In North Carolina, where I live, the election of a Democratic governor over an unpopular Republican incumbent spurred the Republican majority in the state assembly to unfairly push through changes that make it more difficult for him to govern.
This has had people in an uproar.
My friend, Anne, is one of those folks who were never really politically active before. She has started participating in protests in the state capital, Raleigh.
She credits Mr Trump for her awakening. "If not for him, I might have remained apathetic and uninformed about the Republicans in our state and their egregious behaviour, but I reached my tipping point and realised that I could no longer trust our elected officials to act in my best interests - or perhaps never should have trusted them," she says.
She knows her participation might not result in the change she wants to see, but she says Mr Trump so offends her that she could not live with herself as someone who values integrity if she did not show the world and her children, that some actions were not okay, "pointless though the gesture may be", she says.
That gesture was amplified thousands of times over yesterday, the day after Inauguration Day, in the Women's March on Washington. From all over the country, protesters made their way to the nation's capital, not to celebrate the inauguration of a new president - though there were thousands of others who did - but to send a message on his first day in office that he was accountable to all Americans.

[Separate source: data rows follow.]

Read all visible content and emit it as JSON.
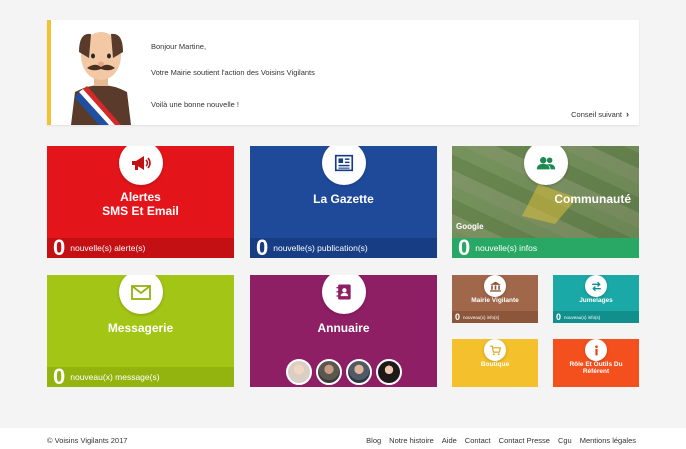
{
  "message": {
    "greeting": "Bonjour Martine,",
    "line1": "Votre Mairie soutient l'action des Voisins Vigilants",
    "line2": "Voilà une bonne nouvelle !",
    "next_label": "Conseil suivant"
  },
  "tiles": {
    "alertes": {
      "title_line1": "Alertes",
      "title_line2": "SMS Et Email",
      "count": "0",
      "count_label": "nouvelle(s) alerte(s)",
      "color": "#e3151a",
      "bar_color": "#c40f13",
      "icon": "megaphone-icon"
    },
    "gazette": {
      "title": "La Gazette",
      "count": "0",
      "count_label": "nouvelle(s) publication(s)",
      "color": "#1f4a9a",
      "bar_color": "#173d85",
      "icon": "newspaper-icon"
    },
    "communaute": {
      "title": "Communauté",
      "count": "0",
      "count_label": "nouvelle(s) infos",
      "map_brand": "Google",
      "bar_color": "#28a864",
      "icon": "users-icon"
    },
    "messagerie": {
      "title": "Messagerie",
      "count": "0",
      "count_label": "nouveau(x) message(s)",
      "color": "#a3c515",
      "bar_color": "#93b30f",
      "icon": "envelope-icon"
    },
    "annuaire": {
      "title": "Annuaire",
      "color": "#8e1f64",
      "icon": "address-book-icon"
    },
    "mairie": {
      "title": "Mairie Vigilante",
      "count": "0",
      "count_label": "nouveau(x) info(s)",
      "color": "#a0674a",
      "bar_color": "#8b5639",
      "icon": "townhall-icon"
    },
    "jumelages": {
      "title": "Jumelages",
      "count": "0",
      "count_label": "nouveau(x) info(s)",
      "color": "#1aa9a6",
      "bar_color": "#118f8c",
      "icon": "exchange-icon"
    },
    "boutique": {
      "title": "Boutique",
      "color": "#f4c02c",
      "icon": "cart-icon"
    },
    "referent": {
      "title_line1": "Rôle Et Outils Du",
      "title_line2": "Référent",
      "color": "#f4501e",
      "icon": "info-icon"
    }
  },
  "footer": {
    "copyright": "© Voisins Vigilants 2017",
    "links": [
      "Blog",
      "Notre histoire",
      "Aide",
      "Contact",
      "Contact Presse",
      "Cgu",
      "Mentions légales"
    ]
  }
}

We, too, were among the marchers in DC, thanks to my daughter, who insisted we should go to stand with the people, even though I, being pragmatic, initially questioned whether there was even a unified rationale for the protest.
While there was a platform of sorts, the idea had sprung up as a reaction against Mr Trump and everyone who went would own his or her personal reasons for being there.
Still, a kind of Arab Spring is blowing through parts of the country and who knows what seeds will grow.
I think I decided to go - my first protest march - partly to support my child, but also to tell myself that not leaning in this time is not an option.
I don't expect to magically discover the drive and resourcefulness to be a change-maker. But, says my friend Margaret, you can learn how if you keep your heart and mind open.
She also had never been an activist but, last year, she watched her friends knock on doors and make call after call to people, campaigning tirelessly on behalf of four Democrats being put up as candidates for the borough council of their tiny New Jersey town.
It was a clean sweep, she said, which cracked their all-Republican council wide open and divided it equally between the parties.
"I never, ever thought I would attend a protest march," she says, but "fighting for our democracy is worth stepping out of my comfort zone".
I know that joining a march is only a step up from signing one of those endless petitions on change.org and in no way constitutes meaningful change-making.
Last Monday was Martin Luther King Jr Day and you need only look to him and those who fought in the civil-rights movement to see what true commitment means. Some of those people paid the ultimate sacrifice and others knew that what they fought for, they might not even see in their lifetimes.
Today, we are not at that stage, but people are readying themselves. In a deeply divided nation, groups are forming to monitor what is going on and to keep the pressure on Mr Trump through their elected representatives in Congress.
For many, nothing less than the survival of the nation is at stake.
As for me, someone who should have a conscience (and a member of the very profession that Mr Trump has tried to denigrate as fake), it turns out that doing nothing and just waiting for the storm to pass is not okay.
I'll admit I'm in the camp that is deeply suspicious about a Trump presidency, though, to be fair, he has yet to begin work. At the very least, however, it behooves us to put him on notice that we are watching what he does.